Jordi Colomer, Arabian Stars Exposition du 19 novembre au 24 décembre 2005/ Exhibition from Nov. 19th to Dec. 24th, 2005 Vernissage le 19 novembre 16h à 21h/ Opening reception on Nov. 19th, 4-9 pm
Arabian stars est la deuxième exposition personnelle de Jordi Colomer à la galerie Michel Rein. Comme pour sa précédente exposition, Le dortoir, en 2002, l’artiste ne se contente pas ici de projeter une vidéo mais installe un dialogue complexe dans lequel le spectateur doit trouver sa place, construire un point de vue qui n’est pas imposé d’emblée. Avec Arabian stars, Jordi Colomer interpelle des icônes charriées par la culture de masse occidentale, en les rejouant dans un monde où cette culture n’a que peu de prise. Tourné début 2005 lors d’un séjour au Yémen, le film Arabian Stars (master haute définition de 38 minutes) met en scène des citoyens yéménites croisés au gré du voyage. Les personnages ont accepté de se laisser prendre au jeu, de marcher face à la caméra en portant des pancartes colorées en carton, sur lesquelles sont manuscrits en arabe les noms de personnages célèbres, réels et fictifs, internationaux et locaux (Michael Jackson, Pikachu, James Bond ou Zinedine Zidane mais aussi le chanteur Abo Bakr Saalem, les poètes Al Zubeiri ou Albaradoni, la ministre des droits de l’homme Amat al-Alim al-Susua…) Leurs occupations momentanément interrompues par ce geste incongru, ces performers improvisés évoluent ainsi dans leur décor quotidien, les villes de Sana’a, Shibam, Aden ou le désert. De même, les mots en arabe inscrits sur les pancartes trouvent dans ces contextes déplacés une acception moins évidente. De longs plans séquences se succèdent, installant le regard dans un temps dilaté. A la galerie Michel Rein, l’espace est transformé. Le film est projeté dans une salle repeinte en vert clair, couleur des intérieurs yéménites. Quatre-vingt-deux chaises dépareillées (en écho aux quatre-vingt-deux personnages du film) attendent les spectateurs. Les trente-sept pancartes colorées sont accrochées au mur.

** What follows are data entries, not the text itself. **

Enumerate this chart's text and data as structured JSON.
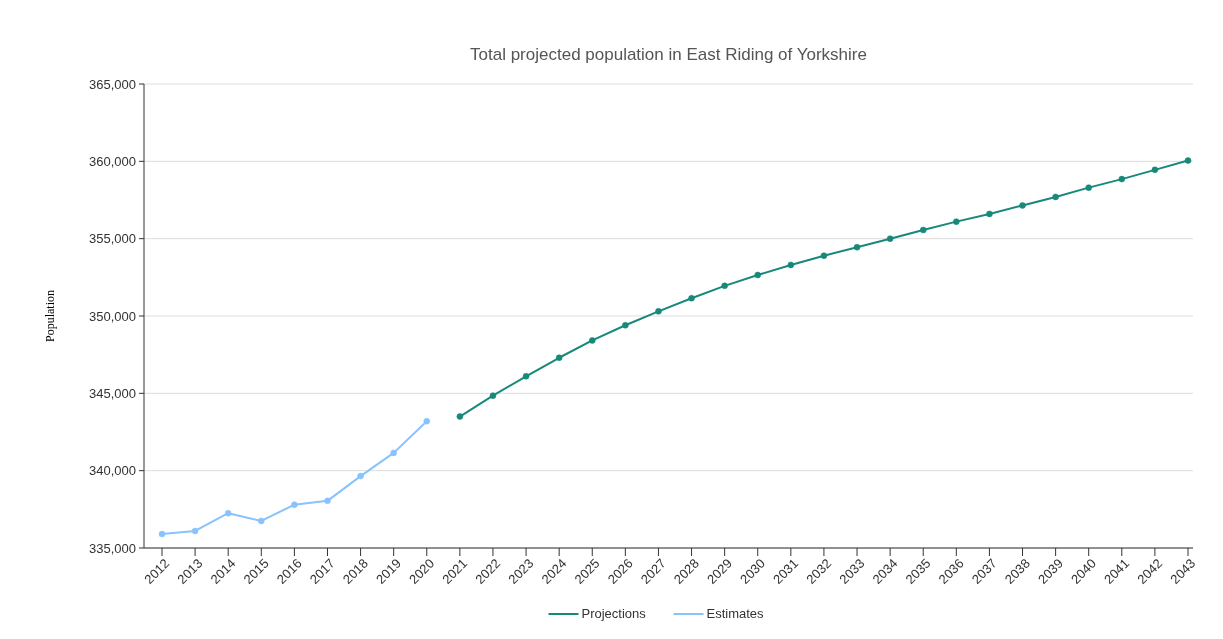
{
  "chart_data": {
    "type": "line",
    "title": "Total projected population in East Riding of Yorkshire",
    "ylabel": "Population",
    "categories": [
      "2012",
      "2013",
      "2014",
      "2015",
      "2016",
      "2017",
      "2018",
      "2019",
      "2020",
      "2021",
      "2022",
      "2023",
      "2024",
      "2025",
      "2026",
      "2027",
      "2028",
      "2029",
      "2030",
      "2031",
      "2032",
      "2033",
      "2034",
      "2035",
      "2036",
      "2037",
      "2038",
      "2039",
      "2040",
      "2041",
      "2042",
      "2043"
    ],
    "series": [
      {
        "name": "Projections",
        "color": "#17897a",
        "values": [
          null,
          null,
          null,
          null,
          null,
          null,
          null,
          null,
          null,
          343500,
          344850,
          346100,
          347300,
          348420,
          349400,
          350300,
          351150,
          351950,
          352650,
          353300,
          353900,
          354450,
          355000,
          355560,
          356100,
          356600,
          357150,
          357700,
          358300,
          358850,
          359450,
          360050
        ]
      },
      {
        "name": "Estimates",
        "color": "#88c2ff",
        "values": [
          335900,
          336100,
          337250,
          336750,
          337800,
          338050,
          339650,
          341150,
          343200,
          null,
          null,
          null,
          null,
          null,
          null,
          null,
          null,
          null,
          null,
          null,
          null,
          null,
          null,
          null,
          null,
          null,
          null,
          null,
          null,
          null,
          null,
          null
        ]
      }
    ],
    "ylim": [
      335000,
      365000
    ],
    "yticks": [
      {
        "value": 335000,
        "label": "335,000"
      },
      {
        "value": 340000,
        "label": "340,000"
      },
      {
        "value": 345000,
        "label": "345,000"
      },
      {
        "value": 350000,
        "label": "350,000"
      },
      {
        "value": 355000,
        "label": "355,000"
      },
      {
        "value": 360000,
        "label": "360,000"
      },
      {
        "value": 365000,
        "label": "365,000"
      }
    ],
    "grid": "y",
    "legend": "bottom",
    "marker": "circle",
    "line_style": "solid"
  }
}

Arabian Stars s’inscrit dans la continuité de Anarchitekton (2002-2004) et de (un crime) (2004), les deux projets précédents. Dans Anarchitekton, un personnage singulier parcourt quatre villes (Barcelone, Bucarest, Brasilia, Osaka) brandissant des maquettes en carton, reproductions précaires de divers bâtiments, étendards grotesques, provocations utopiques ou brillantes bannières. Dans (un crime), un groupe de douze anonymes porte des lettres en volume qui construisent au fur et à mesure le récit d’un fait-divers de la fin du 19ème siècle tel qu’il fut relaté dans le “Petit Journal”, quotidien de l’époque. Le récit se déroule dans les lieux de la ville où le crime a pu être commis. « J’étais conscient de travailler à l’intérieur du champ de la représentation, littéralement immergé dans des décors, construisant le moindre objet, enfermé sur le plateau de tournage… Après Le dortoir j’ai décidé d’ouvrir une porte, de sortir avec une boîte en carton dans la rue et de travailler sur la scène de la réalité pour voir comment elle pouvait être contaminée par la fiction. Avec Anarchitekton, j’ai confronté des villles à leurs icônes architecturales ; dans (un crime), il s’agit de voir comment la ville peut être habitée par des récits ; dans Arabian Stars, il est question de visualiser l’ensemble de noms qui constituent un imaginaire, celui de la culture de masse, dans un contexte qui ne lui appartient pas, le Yémen. » Dans les trois vidéos, les personnages, de plus en plus nombreux, traînent des objets : maquettes d’architectures, lettres en volume, pancartes portant des noms, tous en carton. « Le Yémen est le contexte et le terrain est la réalité. »2 Pour l’écrivain Eduardo Mendoza, « Il n’est pas facile d’imaginer ce que ces personnages représentent au Yémen : on ne saura jamais quel décor est celui de Sherlock Holmes dans l’imagination d’un bédouin. »3
La vidéo Arabian Stars a été co-produite par le Museo Nacional Reina Sofia, Madrid et le Salvador Dali Museum, St-Petersbourg, Floride, USA. Catalogue Jordi Colomer - Arabian Stars (Museo Nacional Reina Sofia, Madrid, Espagne; Salvador Dali Museum, Saint-Petersburg, Floride, USA, 2005, 184 pp.) en vente à la galerie.
Jordi Colomer in ABC de las artes y las letras, Madrid, Oct. 2005 2 William Jeffett, “Estrellas en el desierto/ Desert stars”, in Jordi Colomer - Arabian Stars, Museo Nacional Reina Sofia, Madrid, Espagne; Salvador Dali Museum, Saint-Petersburg, Floride, USA, 2005 3 Eduardo Mendoza, “Estrellas Fugaces/ Falling Stars”, op. cit.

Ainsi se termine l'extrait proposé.